Edit2: the caching workaround requires creation of entries in .aws-sam/build.toml as per https://github.com/aws/aws-sam-cli/issues/5585#issuecomment-1659384801. Once a build definition is present, builds will update the definition in build.toml correctly.

hawflau commented 1 year ago

Hey @davidjb Thanks for submitting the feature request and for explaining why the current workaround is not satisfying. I agree with you. Both approaches in your proposal sound reasonable to me. I'll raise that to team and see how we will prioritize it.

vikhyat187 commented 1 year ago

Hey @hawflau any update on this Feature request?

davidjb commented 1 year ago

I made an edit to my original post above but thought it worth commenting to highlight the scope and severity of this issue further. Previously, I'd just been working with LayerVersions with native code but I've shifted to running Functions with Node.js runtimes that require native and platform-specific code.

The above workaround that relies on caching is fairly simple with LayerVersions - in order to get SAM to cache a LayerVersion, you need to create a mock entry in .aws-sam/build.toml (as per my comment at https://github.com/aws/aws-sam-cli/issues/5585#issuecomment-1659384801) and then run sam build --cached --use-container LogicalID, which caches the build reseults and updates the source_hash, allowing a subsequent sam build --cached to recognise the cache correctly.
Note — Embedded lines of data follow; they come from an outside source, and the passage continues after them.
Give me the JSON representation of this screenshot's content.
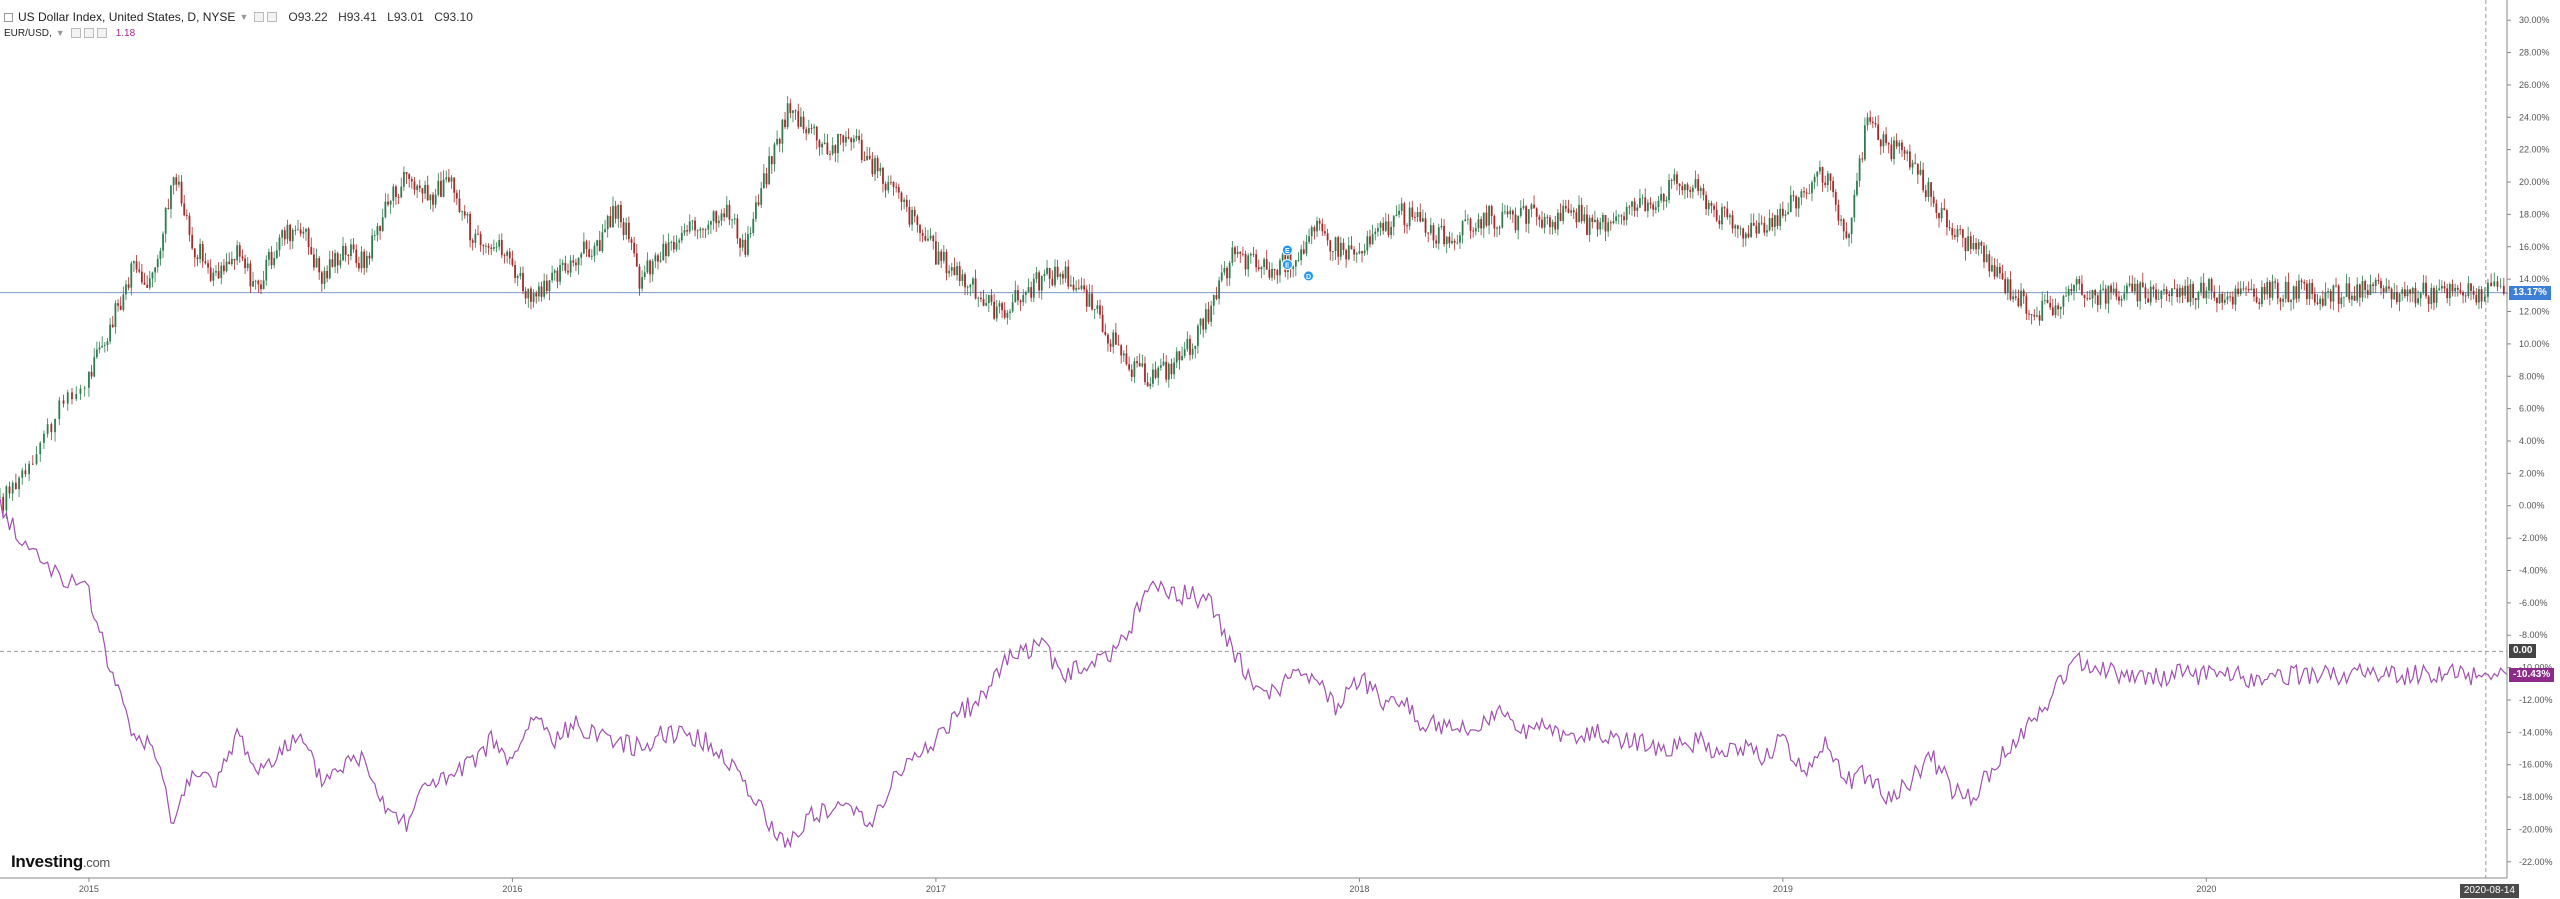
{
  "legend": {
    "main_title": "US Dollar Index, United States, D, NYSE",
    "ohlc": {
      "o_label": "O",
      "o_value": "93.22",
      "h_label": "H",
      "h_value": "93.41",
      "l_label": "L",
      "l_value": "93.01",
      "c_label": "C",
      "c_value": "93.10"
    },
    "compare_symbol": "EUR/USD,",
    "compare_value": "1.18"
  },
  "colors": {
    "up": "#2e7d4f",
    "down": "#a52a2a",
    "compare_line": "#a050b0",
    "price_line": "#7a9cc8",
    "zero_line": "#999999",
    "badge_price": "#3d7fd6",
    "badge_compare": "#8e2a8a",
    "badge_zero": "#444444",
    "axis": "#555555",
    "marker": "#2196f3"
  },
  "badges": {
    "price_badge": "13.17%",
    "zero_badge": "0.00",
    "compare_badge": "-10.43%"
  },
  "crosshair_date": "2020-08-14",
  "logo": {
    "brand": "Investing",
    "suffix": ".com"
  },
  "markers": [
    "E",
    "E",
    "D"
  ],
  "chart_data": {
    "type": "line",
    "y_axis": {
      "min": -23,
      "max": 31,
      "unit": "%",
      "tick_labels": [
        "30.00%",
        "28.00%",
        "26.00%",
        "24.00%",
        "22.00%",
        "20.00%",
        "18.00%",
        "16.00%",
        "14.00%",
        "12.00%",
        "10.00%",
        "8.00%",
        "6.00%",
        "4.00%",
        "2.00%",
        "0.00%",
        "-2.00%",
        "-4.00%",
        "-6.00%",
        "-8.00%",
        "-10.00%",
        "-12.00%",
        "-14.00%",
        "-16.00%",
        "-18.00%",
        "-20.00%",
        "-22.00%"
      ]
    },
    "x_axis": {
      "start": 2014.79,
      "end": 2020.71,
      "tick_labels": [
        "2015",
        "2016",
        "2017",
        "2018",
        "2019",
        "2020"
      ],
      "tick_values": [
        2015,
        2016,
        2017,
        2018,
        2019,
        2020
      ]
    },
    "zero_reference_pct": 0,
    "series": [
      {
        "name": "US Dollar Index",
        "style": "candlestick",
        "x": [
          2014.79,
          2014.85,
          2014.92,
          2015.0,
          2015.05,
          2015.1,
          2015.15,
          2015.2,
          2015.25,
          2015.3,
          2015.35,
          2015.4,
          2015.45,
          2015.5,
          2015.55,
          2015.6,
          2015.65,
          2015.7,
          2015.75,
          2015.8,
          2015.85,
          2015.9,
          2015.95,
          2016.0,
          2016.05,
          2016.1,
          2016.15,
          2016.2,
          2016.25,
          2016.3,
          2016.35,
          2016.4,
          2016.45,
          2016.5,
          2016.55,
          2016.6,
          2016.65,
          2016.7,
          2016.75,
          2016.8,
          2016.85,
          2016.9,
          2016.95,
          2017.0,
          2017.05,
          2017.1,
          2017.15,
          2017.2,
          2017.25,
          2017.3,
          2017.35,
          2017.4,
          2017.45,
          2017.5,
          2017.55,
          2017.6,
          2017.65,
          2017.7,
          2017.75,
          2017.8,
          2017.85,
          2017.9,
          2017.95,
          2018.0,
          2018.05,
          2018.1,
          2018.15,
          2018.2,
          2018.25,
          2018.3,
          2018.35,
          2018.4,
          2018.45,
          2018.5,
          2018.55,
          2018.6,
          2018.65,
          2018.7,
          2018.75,
          2018.8,
          2018.85,
          2018.9,
          2018.95,
          2019.0,
          2019.05,
          2019.1,
          2019.15,
          2019.2,
          2019.25,
          2019.3,
          2019.35,
          2019.4,
          2019.45,
          2019.5,
          2019.55,
          2019.6,
          2019.65,
          2019.7,
          2019.75,
          2019.8,
          2019.85,
          2019.9,
          2019.95,
          2020.0,
          2020.05,
          2020.1,
          2020.15,
          2020.2,
          2020.25,
          2020.3,
          2020.35,
          2020.4,
          2020.45,
          2020.5,
          2020.55,
          2020.6,
          2020.65,
          2020.71
        ],
        "values": [
          0.0,
          2.5,
          5.5,
          8.0,
          11.0,
          14.5,
          14.0,
          20.5,
          16.0,
          14.0,
          15.5,
          13.5,
          16.5,
          17.5,
          14.0,
          16.0,
          15.0,
          18.5,
          20.5,
          19.0,
          20.0,
          17.0,
          16.5,
          15.0,
          12.5,
          14.0,
          15.5,
          16.0,
          18.5,
          14.0,
          15.5,
          16.5,
          17.5,
          18.5,
          16.0,
          20.5,
          24.5,
          23.5,
          22.0,
          23.0,
          21.0,
          19.5,
          17.5,
          15.5,
          14.5,
          13.0,
          12.0,
          13.0,
          14.0,
          14.5,
          13.0,
          11.0,
          8.5,
          8.0,
          8.5,
          10.0,
          12.0,
          15.5,
          15.0,
          14.5,
          15.5,
          17.0,
          16.0,
          15.5,
          17.0,
          18.0,
          17.5,
          16.5,
          17.0,
          18.0,
          17.5,
          18.0,
          17.5,
          18.5,
          17.0,
          18.0,
          18.5,
          19.0,
          20.0,
          19.5,
          18.0,
          17.0,
          17.5,
          18.0,
          19.5,
          20.5,
          16.0,
          24.0,
          22.0,
          21.5,
          19.0,
          17.0,
          16.0,
          14.5,
          13.0,
          12.0,
          12.5,
          13.5,
          13.0,
          13.2,
          13.1,
          13.3,
          13.2,
          13.4,
          13.0,
          13.1,
          13.2,
          13.3,
          13.1,
          13.0,
          13.2,
          13.3,
          13.1,
          13.2,
          13.1,
          13.17,
          13.2,
          13.17
        ]
      },
      {
        "name": "EUR/USD",
        "style": "line",
        "x": [
          2014.79,
          2014.85,
          2014.92,
          2015.0,
          2015.05,
          2015.1,
          2015.15,
          2015.2,
          2015.25,
          2015.3,
          2015.35,
          2015.4,
          2015.45,
          2015.5,
          2015.55,
          2015.6,
          2015.65,
          2015.7,
          2015.75,
          2015.8,
          2015.85,
          2015.9,
          2015.95,
          2016.0,
          2016.05,
          2016.1,
          2016.15,
          2016.2,
          2016.25,
          2016.3,
          2016.35,
          2016.4,
          2016.45,
          2016.5,
          2016.55,
          2016.6,
          2016.65,
          2016.7,
          2016.75,
          2016.8,
          2016.85,
          2016.9,
          2016.95,
          2017.0,
          2017.05,
          2017.1,
          2017.15,
          2017.2,
          2017.25,
          2017.3,
          2017.35,
          2017.4,
          2017.45,
          2017.5,
          2017.55,
          2017.6,
          2017.65,
          2017.7,
          2017.75,
          2017.8,
          2017.85,
          2017.9,
          2017.95,
          2018.0,
          2018.05,
          2018.1,
          2018.15,
          2018.2,
          2018.25,
          2018.3,
          2018.35,
          2018.4,
          2018.45,
          2018.5,
          2018.55,
          2018.6,
          2018.65,
          2018.7,
          2018.75,
          2018.8,
          2018.85,
          2018.9,
          2018.95,
          2019.0,
          2019.05,
          2019.1,
          2019.15,
          2019.2,
          2019.25,
          2019.3,
          2019.35,
          2019.4,
          2019.45,
          2019.5,
          2019.55,
          2019.6,
          2019.65,
          2019.7,
          2019.75,
          2019.8,
          2019.85,
          2019.9,
          2019.95,
          2020.0,
          2020.05,
          2020.1,
          2020.15,
          2020.2,
          2020.25,
          2020.3,
          2020.35,
          2020.4,
          2020.45,
          2020.5,
          2020.55,
          2020.6,
          2020.65,
          2020.71
        ],
        "values": [
          0.0,
          -2.5,
          -4.0,
          -5.5,
          -10.0,
          -14.0,
          -15.0,
          -19.5,
          -16.0,
          -17.5,
          -14.0,
          -16.5,
          -15.0,
          -14.5,
          -17.0,
          -16.0,
          -15.5,
          -18.5,
          -19.5,
          -17.0,
          -17.0,
          -16.0,
          -14.5,
          -16.0,
          -13.0,
          -14.5,
          -13.5,
          -14.0,
          -14.5,
          -15.0,
          -14.0,
          -14.0,
          -14.5,
          -15.5,
          -17.0,
          -19.5,
          -21.0,
          -19.0,
          -19.0,
          -18.5,
          -19.5,
          -17.0,
          -15.5,
          -14.5,
          -13.0,
          -12.0,
          -10.0,
          -9.0,
          -8.5,
          -10.5,
          -10.0,
          -9.5,
          -8.0,
          -5.0,
          -5.5,
          -5.5,
          -6.0,
          -9.0,
          -11.0,
          -11.5,
          -10.5,
          -11.0,
          -12.5,
          -10.5,
          -12.0,
          -12.0,
          -13.5,
          -13.5,
          -14.0,
          -13.0,
          -13.0,
          -14.0,
          -13.5,
          -14.5,
          -14.0,
          -14.5,
          -14.5,
          -15.0,
          -15.0,
          -14.5,
          -15.5,
          -15.0,
          -15.5,
          -14.5,
          -16.5,
          -14.5,
          -17.0,
          -16.5,
          -18.0,
          -17.0,
          -15.5,
          -17.5,
          -18.0,
          -16.0,
          -14.5,
          -13.0,
          -11.0,
          -9.5,
          -10.0,
          -10.5,
          -10.4,
          -10.6,
          -10.3,
          -10.5,
          -10.4,
          -10.6,
          -10.4,
          -10.5,
          -10.4,
          -10.5,
          -10.4,
          -10.43,
          -10.45,
          -10.4,
          -10.43,
          -10.42,
          -10.44,
          -10.43
        ]
      }
    ]
  }
}
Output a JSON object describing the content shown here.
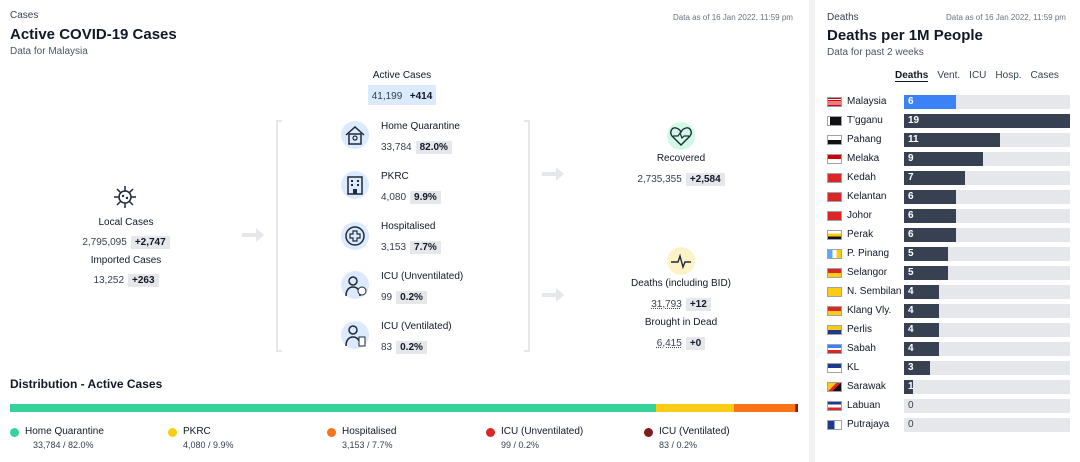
{
  "cases": {
    "section_label": "Cases",
    "title": "Active COVID-19 Cases",
    "subtitle": "Data for Malaysia",
    "as_of": "Data as of 16 Jan 2022, 11:59 pm",
    "active": {
      "label": "Active Cases",
      "value": "41,199",
      "delta": "+414"
    },
    "local": {
      "label": "Local Cases",
      "value": "2,795,095",
      "delta": "+2,747"
    },
    "imported": {
      "label": "Imported Cases",
      "value": "13,252",
      "delta": "+263"
    },
    "home_quarantine": {
      "label": "Home Quarantine",
      "value": "33,784",
      "pct": "82.0%"
    },
    "pkrc": {
      "label": "PKRC",
      "value": "4,080",
      "pct": "9.9%"
    },
    "hospitalised": {
      "label": "Hospitalised",
      "value": "3,153",
      "pct": "7.7%"
    },
    "icu_unvent": {
      "label": "ICU (Unventilated)",
      "value": "99",
      "pct": "0.2%"
    },
    "icu_vent": {
      "label": "ICU (Ventilated)",
      "value": "83",
      "pct": "0.2%"
    },
    "recovered": {
      "label": "Recovered",
      "value": "2,735,355",
      "delta": "+2,584"
    },
    "deaths": {
      "label": "Deaths (including BID)",
      "value": "31,793",
      "delta": "+12"
    },
    "bid": {
      "label": "Brought in Dead",
      "value": "6,415",
      "delta": "+0"
    }
  },
  "distribution": {
    "title": "Distribution - Active Cases",
    "segments": [
      {
        "label": "Home Quarantine",
        "value": "33,784 / 82.0%",
        "fraction": 0.82,
        "color": "#34d399"
      },
      {
        "label": "PKRC",
        "value": "4,080 / 9.9%",
        "fraction": 0.099,
        "color": "#facc15"
      },
      {
        "label": "Hospitalised",
        "value": "3,153 / 7.7%",
        "fraction": 0.077,
        "color": "#f97316"
      },
      {
        "label": "ICU (Unventilated)",
        "value": "99 / 0.2%",
        "fraction": 0.002,
        "color": "#dc2626"
      },
      {
        "label": "ICU (Ventilated)",
        "value": "83 / 0.2%",
        "fraction": 0.002,
        "color": "#7f1d1d"
      }
    ]
  },
  "deaths_panel": {
    "section_label": "Deaths",
    "title": "Deaths per 1M People",
    "subtitle": "Data for past 2 weeks",
    "as_of": "Data as of 16 Jan 2022, 11:59 pm",
    "tabs": [
      "Deaths",
      "Vent.",
      "ICU",
      "Hosp.",
      "Cases"
    ],
    "active_tab": "Deaths",
    "max": 19,
    "states": [
      {
        "name": "Malaysia",
        "value": 6,
        "highlight": true,
        "flag": "flag-malaysia"
      },
      {
        "name": "T'gganu",
        "value": 19,
        "flag": "flag-terengganu"
      },
      {
        "name": "Pahang",
        "value": 11,
        "flag": "flag-pahang"
      },
      {
        "name": "Melaka",
        "value": 9,
        "flag": "flag-melaka"
      },
      {
        "name": "Kedah",
        "value": 7,
        "flag": "flag-kedah"
      },
      {
        "name": "Kelantan",
        "value": 6,
        "flag": "flag-kelantan"
      },
      {
        "name": "Johor",
        "value": 6,
        "flag": "flag-johor"
      },
      {
        "name": "Perak",
        "value": 6,
        "flag": "flag-perak"
      },
      {
        "name": "P. Pinang",
        "value": 5,
        "flag": "flag-penang"
      },
      {
        "name": "Selangor",
        "value": 5,
        "flag": "flag-selangor"
      },
      {
        "name": "N. Sembilan",
        "value": 4,
        "flag": "flag-negeri-sembilan"
      },
      {
        "name": "Klang Vly.",
        "value": 4,
        "flag": "flag-klang-valley"
      },
      {
        "name": "Perlis",
        "value": 4,
        "flag": "flag-perlis"
      },
      {
        "name": "Sabah",
        "value": 4,
        "flag": "flag-sabah"
      },
      {
        "name": "KL",
        "value": 3,
        "flag": "flag-kl"
      },
      {
        "name": "Sarawak",
        "value": 1,
        "flag": "flag-sarawak"
      },
      {
        "name": "Labuan",
        "value": 0,
        "flag": "flag-labuan"
      },
      {
        "name": "Putrajaya",
        "value": 0,
        "flag": "flag-putrajaya"
      }
    ]
  }
}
However, things get more complicated when a Function is involved, especially one which is using a Node.js (nodejs20.x) runtime. In Node's case, there are both source_hash and manifest_hash to be matched and a non-container build also requires .aws-sam/deps/{uuid} to be present for SAM to consider a cache valid. Building in a container will update source_hash but not manifest_hash in build.toml, and also won't create .aws-sam/deps/{uuid} as it doesn't run CopyDependencies. So, end-to-end, to successfully mix container and non-container builds:

  1. Add fake entries for all resources to build.toml as per https://github.com/aws/aws-sam-cli/issues/5585#issuecomment-1659384801

  2. Run sam build --cached --use-container LogicalID for each resource that needs a container. source_hash in build.toml will be updated and cache created.

    • If any dependencies cannot be built in a container, then build them separately and order your sam build commands correctly.
  3. For resources with a runtime that requires deps, manually copy dependencies like so:

    RESOURCE_ID=LogicalID
    # Or manually get the UUID out of build.toml
    BUILD_UUID=$(yq '.function_build_definitions[] | select(.functions[0] == "$RESOURCE_ID") | key' .aws-sam/build.toml)
    mkdir -p .aws-sam/deps/$BUILD_UUID
    # Change the following based on runtime; this is for Node.js
    cp .aws-sam/build/$RESOURCE_ID/node_modules .aws-sam/deps/$BUILD_UUID/
  4. Manually calculate manifest_hash (MD5 hash) for each resource, such as for Node.js:

    md5sum .aws-sam/build/$RESOURCE_ID/package.json

    and now enter this into .aws-sam/build.toml

    For this step, you can also cheat and have SAM update the manifest_hashes for you all at once by running sam build --cached, taking care that none of the container-built artefacts get affected. In my case, this command fails mid-build as certain Makefile-based resources aren't designed for a host-based build. That said, the manifest_hash values still updated, even on failure.

  5. Run sam build --cached to build all resources. Observe your container-based resources will be considered to be cached and won't be re-built now that source_hash and manifest_hash are correct and .aws-sam/deps/{uuid} is present.

At the conclusion of the workaround, you're left with a set of container-built resources and host-built resources which works, but is quite complex. Could you, @hawflau, look at prioritising a solution or re-triaging this as a bug, please?